Within the industrial sphere, the sugar mills of Puga and La Escondida saw a great economic boost. The Cigarrera de Tepic was created, whose cigars and cigarettes were considered top quality worldwide. Other cigarette factories were El Tráfico and El Amigo del Pueblo. At the end of Leopoldo Romano's government, workers' struggles began. In 1894, Francisca Quintero organized a work stoppage at the Bellavista textile factory. Two years later there was a strike in Jauja and in 1905 the Elías brothers led another strike in Bellavista.

When the Mexican Revolution broke out, the population of Ixtlán del Río was the first to take up arms against the authoritarian regime of Porfirio Díaz.

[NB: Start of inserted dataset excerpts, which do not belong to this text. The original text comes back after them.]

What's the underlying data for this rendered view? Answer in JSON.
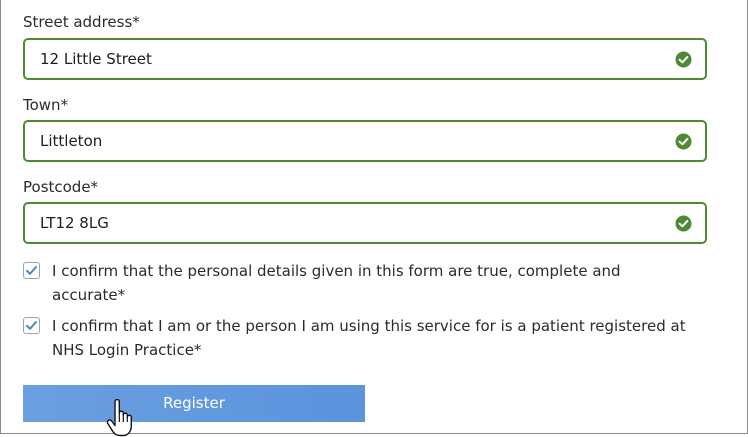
{
  "fields": [
    {
      "label": "Street address*",
      "value": "12 Little Street",
      "status": "valid"
    },
    {
      "label": "Town*",
      "value": "Littleton",
      "status": "valid"
    },
    {
      "label": "Postcode*",
      "value": "LT12 8LG",
      "status": "valid"
    }
  ],
  "confirmations": [
    {
      "checked": true,
      "line1": "I confirm that the personal details given in this form are true, complete and",
      "line2": "accurate*"
    },
    {
      "checked": true,
      "line1": "I confirm that I am or the person I am using this service for is a patient registered at",
      "line2": "NHS Login Practice*"
    }
  ],
  "register_button": {
    "label": "Register"
  },
  "colors": {
    "valid_border": "#4f8a33",
    "valid_icon": "#4f8a33",
    "button": "#5b93dc",
    "checkbox_tick": "#4a86c7"
  },
  "icons": {
    "valid": "check-circle-icon",
    "checkbox": "checkmark-icon",
    "cursor": "hand-pointer-icon"
  }
}
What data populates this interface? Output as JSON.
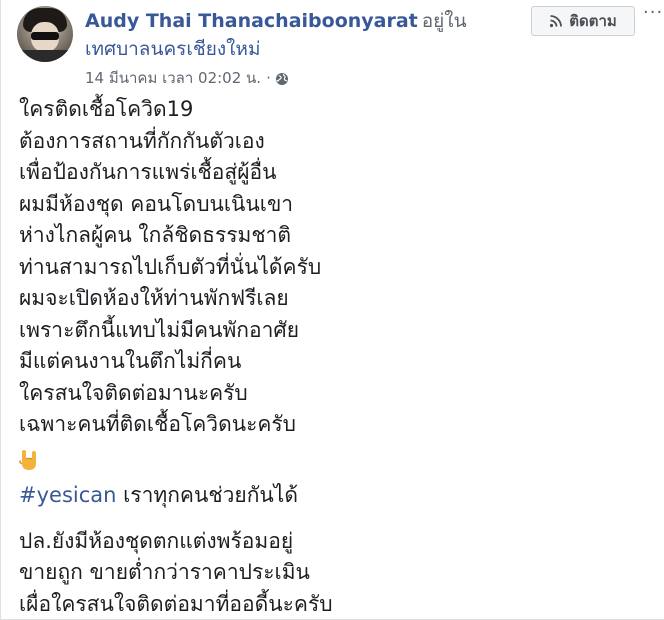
{
  "post": {
    "author": "Audy Thai Thanachaiboonyarat",
    "location_prefix": "อยู่ใน",
    "location": "เทศบาลนครเชียงใหม่",
    "timestamp": "14 มีนาคม เวลา 02:02 น.",
    "separator": "·",
    "privacy_icon": "globe-icon",
    "follow_label": "ติดตาม",
    "follow_icon": "rss-icon",
    "more_label": "···",
    "body_lines": [
      "ใครติดเชื้อโควิด19",
      "ต้องการสถานที่กักกันตัวเอง",
      "เพื่อป้องกันการแพร่เชื้อสู่ผู้อื่น",
      "ผมมีห้องชุด คอนโดบนเนินเขา",
      "ห่างไกลผู้คน ใกล้ชิดธรรมชาติ",
      "ท่านสามารถไปเก็บตัวที่นั่นได้ครับ",
      "ผมจะเปิดห้องให้ท่านพักฟรีเลย",
      "เพราะตึกนี้แทบไม่มีคนพักอาศัย",
      "มีแต่คนงานในตึกไม่กี่คน",
      "ใครสนใจติดต่อมานะครับ",
      "เฉพาะคนที่ติดเชื้อโควิดนะครับ"
    ],
    "emoji_icon": "rock-hand-emoji-icon",
    "hashtag": "#yesican",
    "hashtag_suffix": " เราทุกคนช่วยกันได้",
    "ps_lines": [
      "ปล.ยังมีห้องชุดตกแต่งพร้อมอยู่",
      "ขายถูก ขายต่ำกว่าราคาประเมิน",
      "เผื่อใครสนใจติดต่อมาที่ออดี้นะครับ"
    ]
  }
}
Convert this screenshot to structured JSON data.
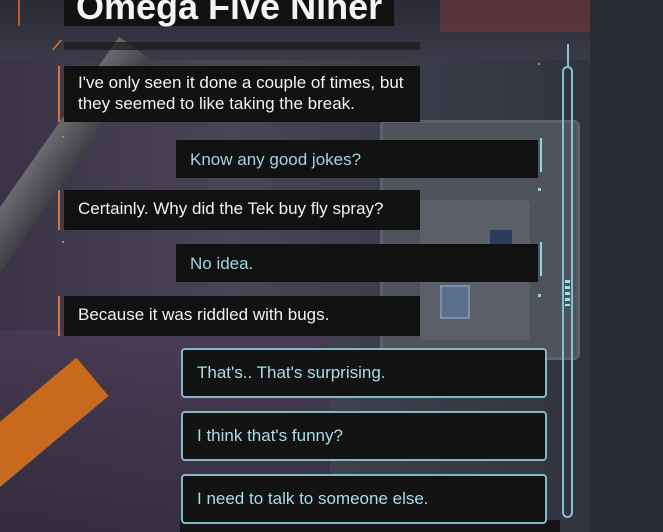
{
  "title": "Omega Five Niner",
  "dialogue": {
    "npc_1": "I've only seen it done a couple of times, but they seemed to like taking the break.",
    "player_1": "Know any good jokes?",
    "npc_2": "Certainly. Why did the Tek buy fly spray?",
    "player_2": "No idea.",
    "npc_3": "Because it was riddled with bugs."
  },
  "choices": [
    "That's.. That's surprising.",
    "I think that's funny?",
    "I need to talk to someone else."
  ],
  "colors": {
    "npc_accent": "#d8733a",
    "player_text": "#9fd6e2",
    "choice_border": "#7fb9c6"
  }
}
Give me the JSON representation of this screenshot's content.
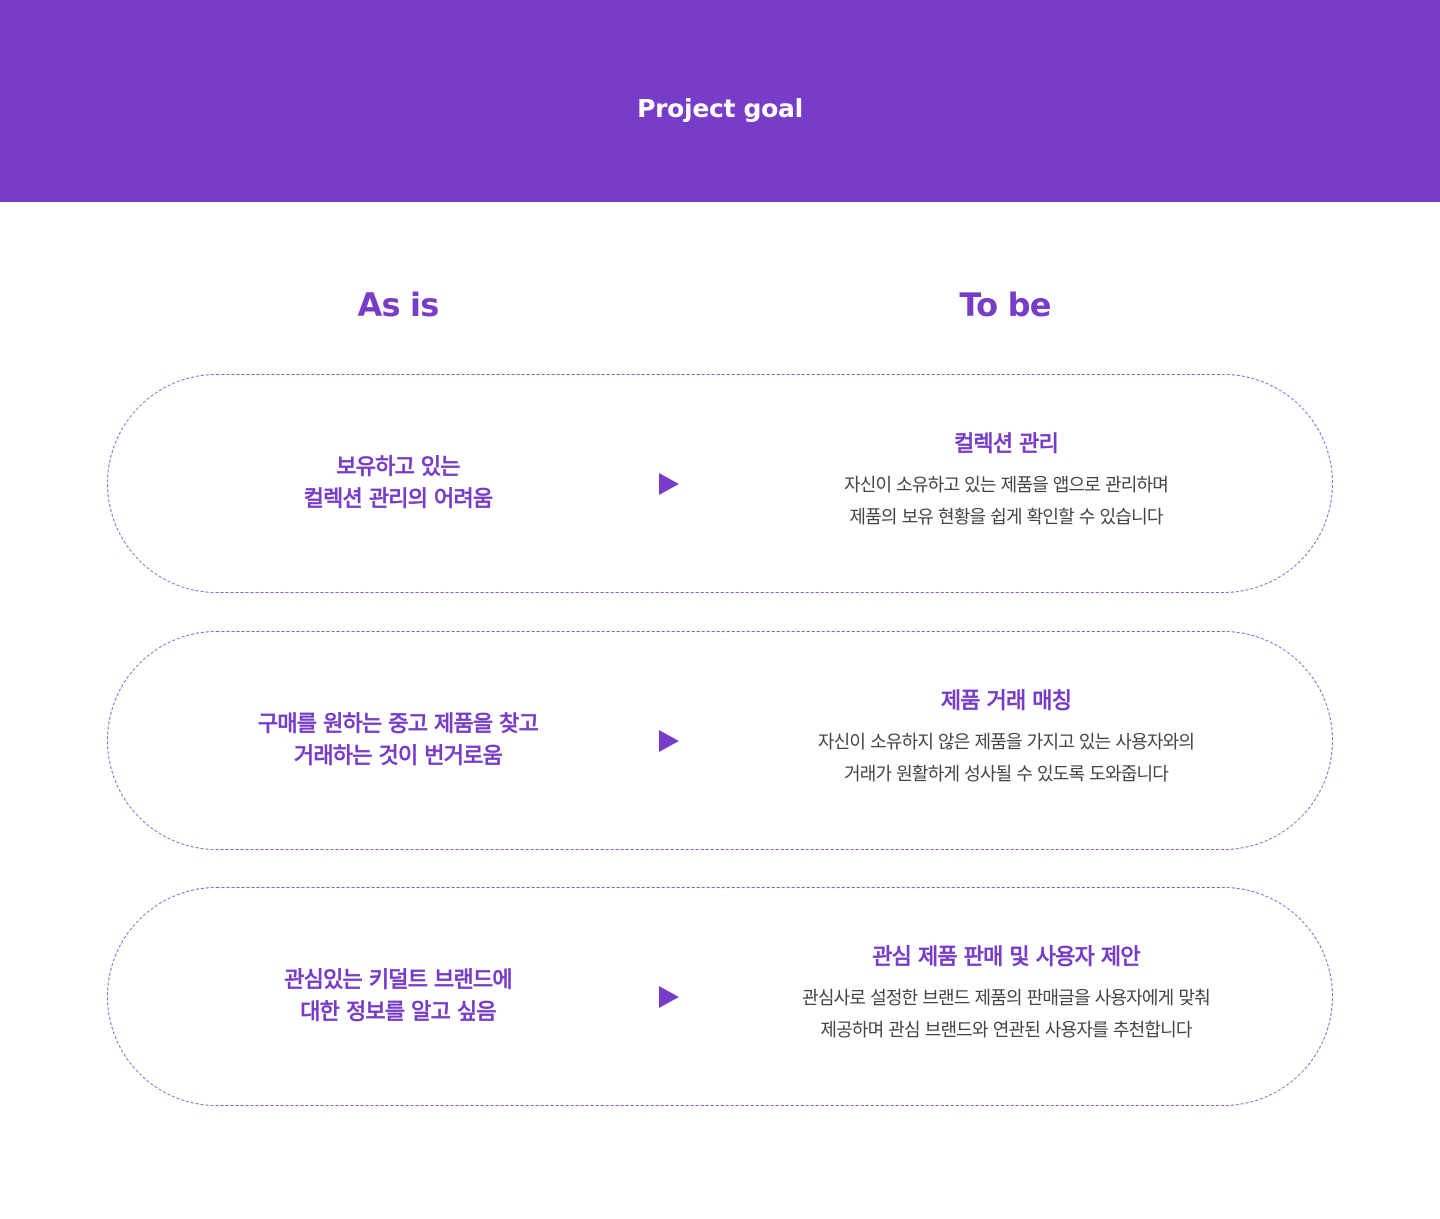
{
  "header": {
    "title": "Project goal"
  },
  "columns": {
    "as_is": "As is",
    "to_be": "To be"
  },
  "rows": [
    {
      "problem": "보유하고 있는\n컬렉션 관리의 어려움",
      "goal_title": "컬렉션 관리",
      "goal_desc": "자신이 소유하고 있는 제품을 앱으로 관리하며\n제품의 보유 현황을 쉽게 확인할 수 있습니다"
    },
    {
      "problem": "구매를 원하는 중고 제품을 찾고\n거래하는 것이 번거로움",
      "goal_title": "제품 거래 매칭",
      "goal_desc": "자신이 소유하지 않은 제품을 가지고 있는 사용자와의\n거래가 원활하게 성사될 수 있도록 도와줍니다"
    },
    {
      "problem": "관심있는 키덜트 브랜드에\n대한 정보를 알고 싶음",
      "goal_title": "관심 제품 판매 및 사용자 제안",
      "goal_desc": "관심사로 설정한 브랜드 제품의 판매글을 사용자에게 맞춰\n제공하며 관심 브랜드와 연관된 사용자를 추천합니다"
    }
  ],
  "icons": {
    "arrow": "play-triangle-right-icon"
  },
  "colors": {
    "brand": "#773cc8",
    "text": "#444444",
    "background": "#ffffff"
  }
}
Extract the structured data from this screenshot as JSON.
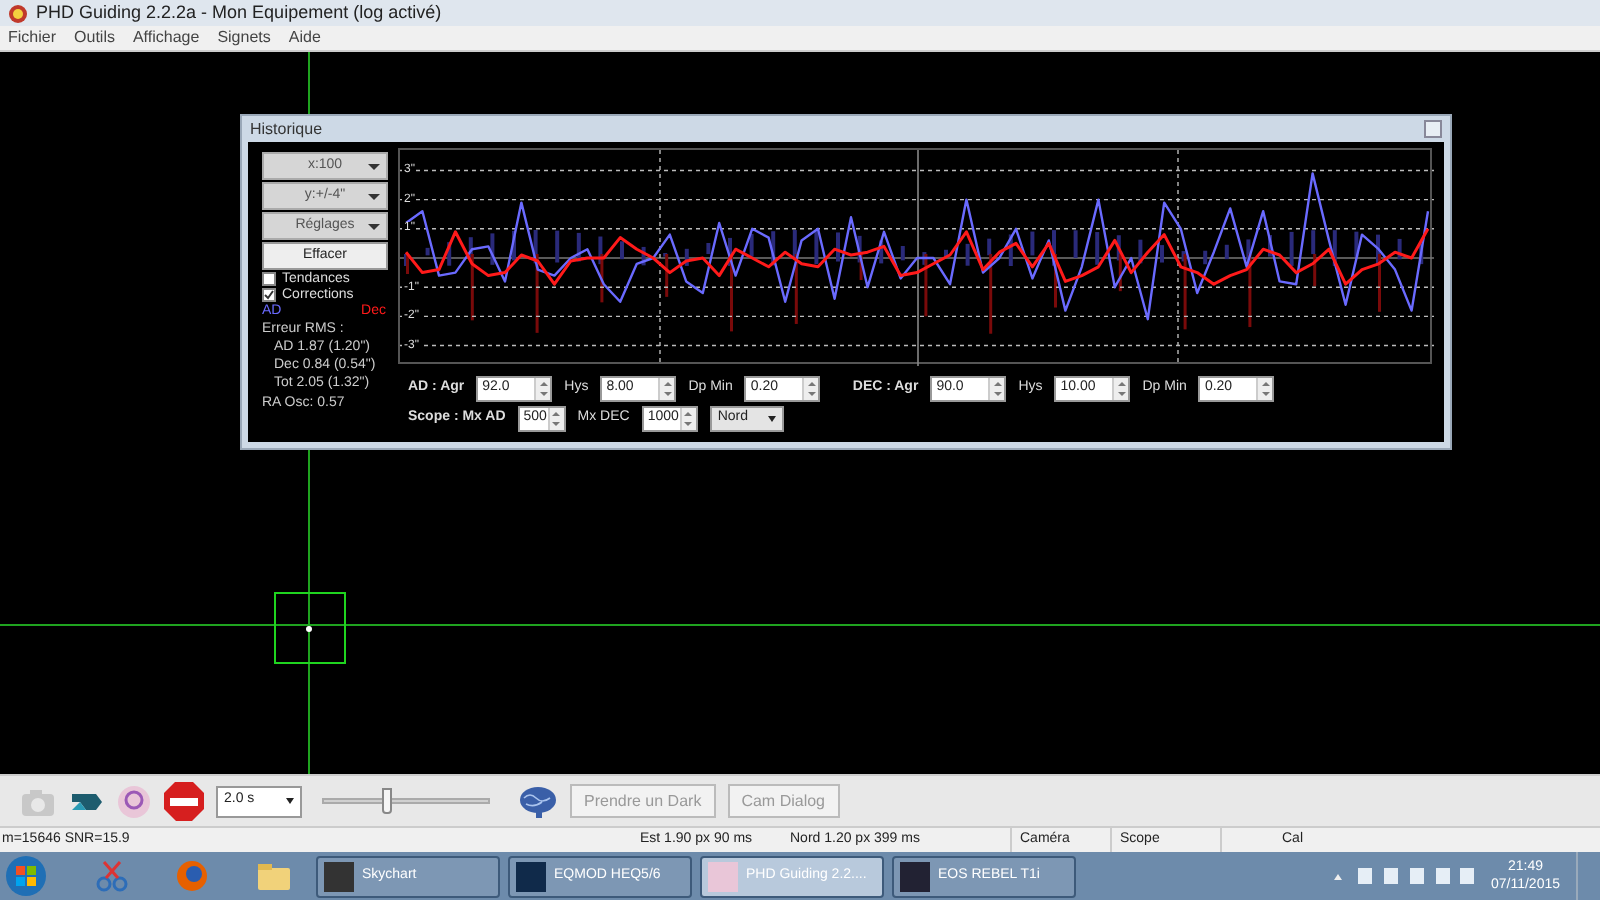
{
  "window": {
    "title": "PHD Guiding 2.2.2a - Mon Equipement (log activé)"
  },
  "menu": [
    "Fichier",
    "Outils",
    "Affichage",
    "Signets",
    "Aide"
  ],
  "history": {
    "title": "Historique",
    "dropdowns": [
      "x:100",
      "y:+/-4\"",
      "Réglages"
    ],
    "clear_button": "Effacer",
    "checkboxes": [
      {
        "label": "Tendances",
        "checked": false
      },
      {
        "label": "Corrections",
        "checked": true
      }
    ],
    "rms_title": "Erreur RMS :",
    "rms_lines": [
      "AD 1.87 (1.20\")",
      "Dec 0.84 (0.54\")",
      "Tot 2.05 (1.32\")"
    ],
    "ra_osc": "RA Osc: 0.57",
    "chart_data": {
      "type": "line",
      "grid": true,
      "ylim": [
        -3.7,
        3.7
      ],
      "yticks": [
        {
          "value": 3,
          "label": "3\""
        },
        {
          "value": 2,
          "label": "2\""
        },
        {
          "value": 1,
          "label": "1\""
        },
        {
          "value": -1,
          "label": "-1\""
        },
        {
          "value": -2,
          "label": "-2\""
        },
        {
          "value": -3,
          "label": "-3\""
        }
      ],
      "series": [
        {
          "name": "AD",
          "color": "#6a6aff",
          "values": [
            1.2,
            1.6,
            -0.6,
            -0.5,
            0.3,
            0.4,
            -0.8,
            1.9,
            -0.4,
            -0.6,
            0,
            0.3,
            -0.9,
            -1.5,
            -0.2,
            0,
            0.8,
            -0.8,
            -1.2,
            1.2,
            -0.6,
            1.0,
            0.7,
            -1.5,
            0.6,
            1.0,
            -1.4,
            1.4,
            -1,
            0.9,
            -0.7,
            0,
            0,
            -0.9,
            2.0,
            -0.5,
            0,
            1.0,
            -0.7,
            0.6,
            -1.8,
            -0.3,
            2.0,
            -1.0,
            0,
            -2.1,
            1.9,
            1.0,
            -1.2,
            0.2,
            1.7,
            -0.3,
            1.6,
            -0.8,
            -0.9,
            2.9,
            0.6,
            -1.6,
            0.8,
            0.3,
            -0.4,
            -1.8,
            1.6
          ]
        },
        {
          "name": "Dec",
          "color": "#ff1a1a",
          "values": [
            0.2,
            -0.5,
            -0.4,
            0.9,
            -0.2,
            -0.6,
            -0.5,
            0.1,
            -0.1,
            -0.9,
            -0.1,
            0,
            0,
            0.7,
            0.3,
            0,
            -0.5,
            -0.1,
            0,
            -0.6,
            0.3,
            0,
            -0.3,
            0.2,
            -0.2,
            -0.3,
            0.3,
            0.1,
            0.2,
            0.4,
            -0.6,
            -0.5,
            -0.2,
            0.1,
            0.9,
            -0.4,
            0.2,
            0.5,
            -0.3,
            0.5,
            -0.8,
            -0.6,
            -0.3,
            0.6,
            -0.5,
            0.2,
            0.8,
            -0.3,
            -0.5,
            -0.9,
            -0.6,
            -0.4,
            0.3,
            0.1,
            -0.5,
            -0.2,
            0.3,
            -0.9,
            -0.4,
            -0.2,
            0.2,
            0,
            1.0
          ]
        }
      ]
    },
    "ra_params": {
      "label": "AD : Agr",
      "agr": "92.0",
      "hys_label": "Hys",
      "hys": "8.00",
      "min_label": "Dp Min",
      "min": "0.20"
    },
    "dec_params": {
      "label": "DEC : Agr",
      "agr": "90.0",
      "hys_label": "Hys",
      "hys": "10.00",
      "min_label": "Dp Min",
      "min": "0.20"
    },
    "scope_params": {
      "label": "Scope : Mx AD",
      "mx_ad": "500",
      "mx_dec_label": "Mx DEC",
      "mx_dec": "1000",
      "direction": "Nord"
    }
  },
  "toolbar": {
    "exposure": "2.0 s",
    "gamma": {
      "level": 0.38
    },
    "dark_button": "Prendre un Dark",
    "cam_button": "Cam Dialog"
  },
  "status_bar": [
    "m=15646 SNR=15.9",
    "Est 1.90 px 90 ms",
    "Nord 1.20 px 399 ms",
    "Caméra",
    "Scope",
    "Cal"
  ],
  "taskbar": {
    "tasks": [
      {
        "label": "Skychart",
        "selected": false
      },
      {
        "label": "EQMOD HEQ5/6",
        "selected": false
      },
      {
        "label": "PHD Guiding 2.2....",
        "selected": true
      },
      {
        "label": "EOS REBEL T1i",
        "selected": false
      }
    ],
    "time": "21:49",
    "date": "07/11/2015"
  }
}
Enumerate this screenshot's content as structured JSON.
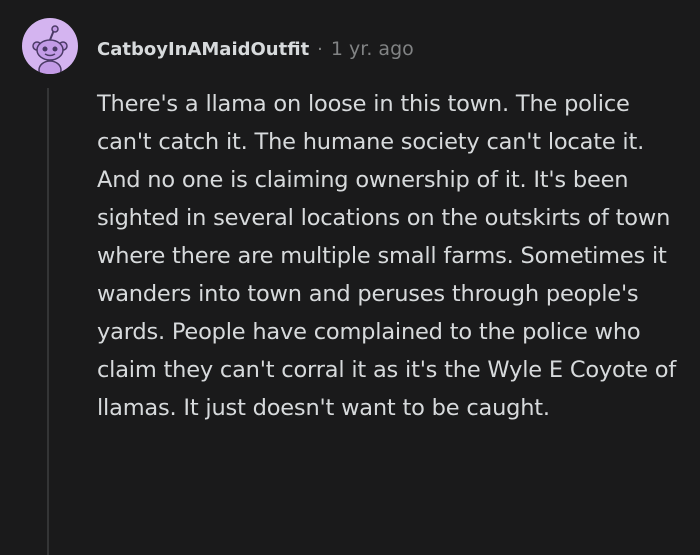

In 1911, General Martín Espinosa defeated the Porfirist forces, entered Tepic on 26 May of that year, and was immediately named political leader, replacing Mariano Ruiz (1904–1911). After the 1913 coup d'état led by Victoriano Huerta, Espinosa was overthrown; he was replaced with Huertista Jesús López de Haro, who resigned two months later, in favor of another Huertista, Agustín F. Migoni, who remained in power for five months, being succeeded by Domingo Servin, the last Huertista political leader. In the same year, troops of Rafael Buelna and Isaac Espinosa entered the territory. Servin was overthrown and the local population appointed the young Buelna as their leader. However, months later, he was replaced by Juan Dozal. In 1915, conflicts between Villistas and Constitutionalistas began. The discord reached the territory, where Dozal was overthrown; he was replaced with General Juan Carrasco. Carrasco left power two months later, being succeeded by Ernesto Damy, who in turn left power in the hands of General Juan Torres Sur (1915–1917). During the period of this political leader there was no longer any fighting and the territory began to recover. In 1916, the first labor union was created.

In the first general vote, the local population elected Juan Espinosa Bávara, Cristóbal Limón and Marcelino Cedano to the Constituent Congress of Querétaro, where the Territory of Tepic was transformed into Free and Sovereign State of Nayarit.

== Culture ==
In poetry Amado Nervo, Antonio Zaragoza, Quirino Ordaz and Solón Argüello stood out. In music, Manuel Uribe and Alejandro Manzo stood out as composers. The latter was the author of Las Mañanitas Tepiqueñas and Aires Nayaritas.

== Public works ==
 1897: Drinking water is introduced in Tepic.
 1909: The Mazatlán–Acaponeta railway is completed.
 1911: The first trip by car is made on the route San Blas–Tepic–Mexico City.
 1912: The Vice President of Mexico, José María Pino Suárez, inaugurated the Acaponeta–Tepic railway section.